As citações ao linho aparecem igualmente no Novo Testamento, nomeadamente no Apocalipse de S. João que fala de “sete anjos que tinham sete pragas saíram do templo,  vestidos de linho puro resplandecentes e cingidos com cintos de oiro pelos peitos… ou ainda … um homem rico que se vestia de púrpura e de fino linho”. Também José da Arimateia pegou num lençol de linho puro e embrulhou o corpo de Jesus após o descer da cruz (Viana, 2009).

Estrabão informa que os Iberos de Emporium (Ampurias) eram hábeis em tecer o linho, que usavam em várias peças de vestuário e com ele fabricavam couraças com que protegiam o tronco em combate.
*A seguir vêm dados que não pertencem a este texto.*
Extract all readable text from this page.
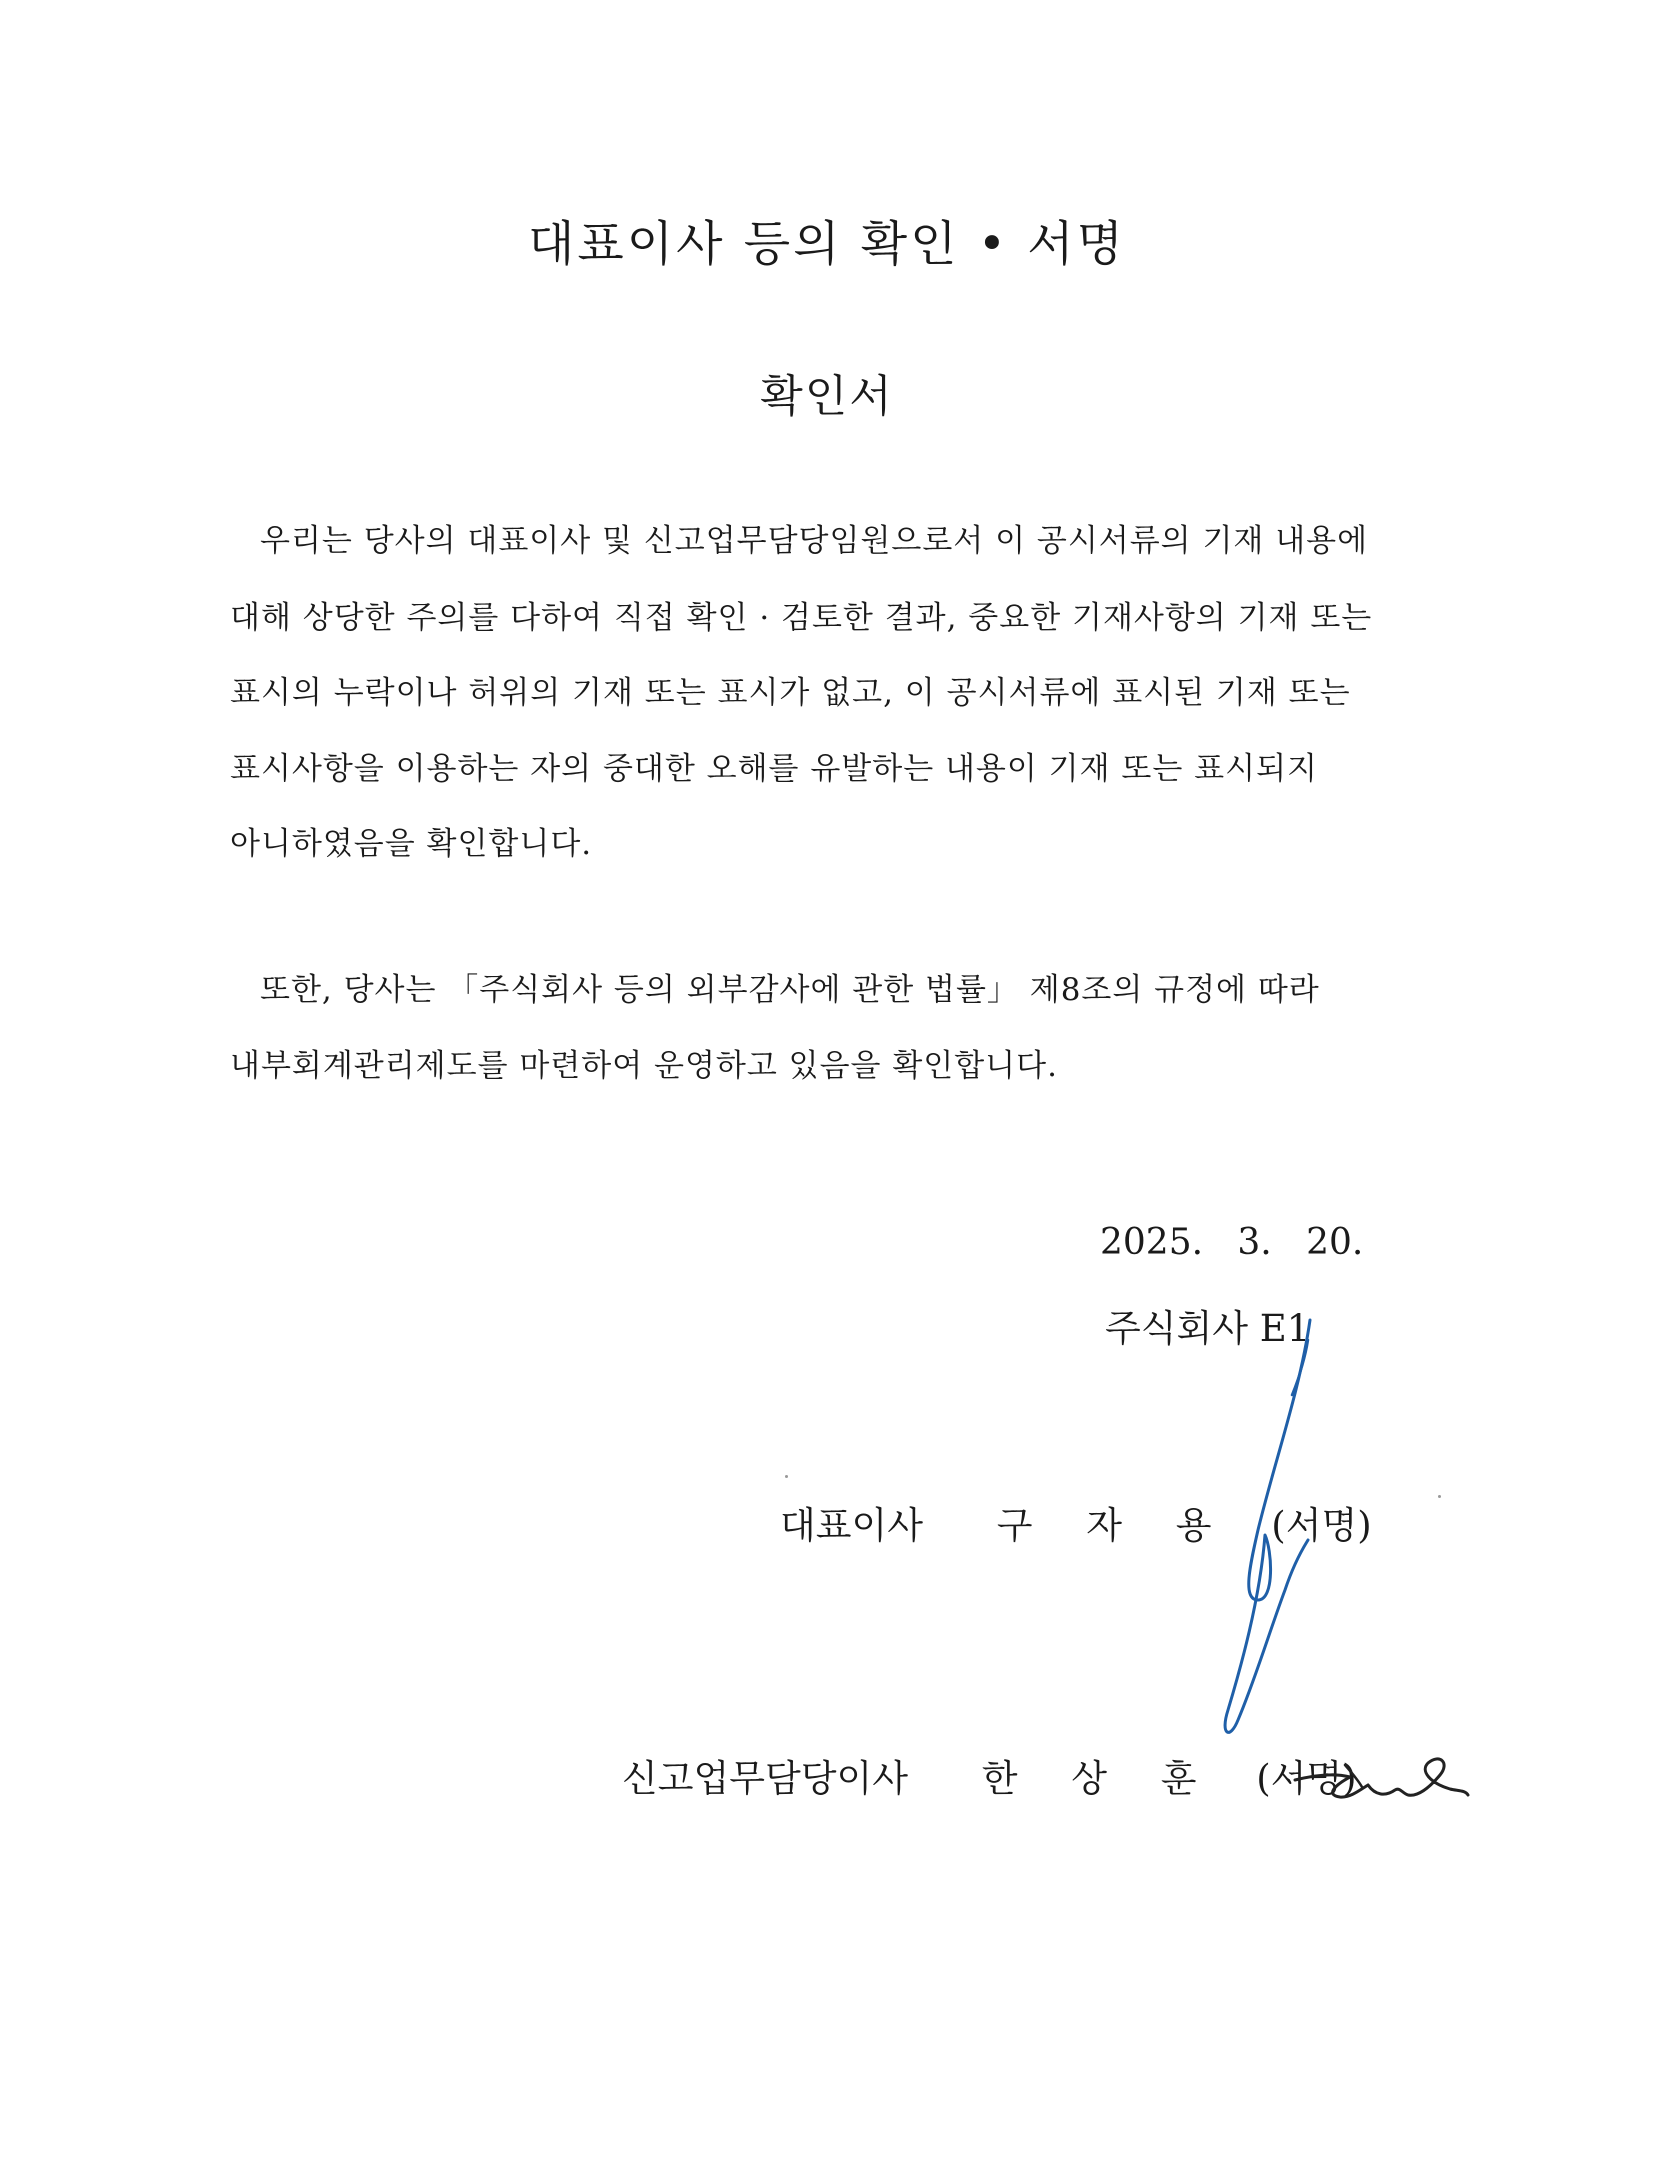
대표이사 등의 확인 • 서명
확인서
우리는 당사의 대표이사 및 신고업무담당임원으로서 이 공시서류의 기재 내용에
대해 상당한 주의를 다하여 직접 확인 · 검토한 결과, 중요한 기재사항의 기재 또는
표시의 누락이나 허위의 기재 또는 표시가 없고, 이 공시서류에 표시된 기재 또는
표시사항을 이용하는 자의 중대한 오해를 유발하는 내용이 기재 또는 표시되지
아니하였음을 확인합니다.
또한, 당사는 「주식회사 등의 외부감사에 관한 법률」 제8조의 규정에 따라
내부회계관리제도를 마련하여 운영하고 있음을 확인합니다.
2025.   3.   20.
주식회사 E1
대표이사 구 자 용 (서명)
신고업무담당이사 한 상 훈 (서명)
Com a dominação de Roma e a imposição da pax romana, o linho foi muito explorado, não só nas áreas mais próximas da capital do Império, mas também nas diversas regiões conquistadas, nomeadamente na Ibéria.

As populações autóctones que viviam em castros situados em locais altos, nos montes de difícil acesso, instalaram-se em terras baixas e vales férteis, desbravando matagais e ocupando os solos com as culturas de trigo, centeio e cevada em regime de sequeiro. Os terrenos húmidos e fundos eram ocupados pelos linhares e pelas ervagens que serviam de pastagens permanentes para o gado.

Em Portugal, o primeiro registo escrito (Caldas, 1991) onde o linho é mencionado é o foral de Guimarães do Conde D. Henrique, data de 1096 e são referidos os lenzários de Guimarães.

No século XIII o linho, utilizado ao longo de toda a Idade Média para o pagamento das rendas aos abades e senhores, dos dízimos às igrejas, constituía a primeira indústria do nosso país, lugar que conservou até ao Século XV.

No Século seguinte principia a sua decadência, para isso contribuindo a desertificação dos campos a favor das navegações para a Índia, África e Brasil.

Terrenos de cultivo na Serra D'Arga


No século XVII verifica-se a difusão do milho no cultivo das terras e paralelamente, Filipe III proíbe a exportação do linho, em tecido e em rama. Nos séculos seguintes as preferências recaem no algodão que havia entrado em Portugal nos primeiros anos do Século XVI.

No entanto, o linho manteve quase até aos nossos dias um papel preponderante na sociedade, principalmente nas comunidades rurais, onde o linho era associado a tradições e ritos muito importantes.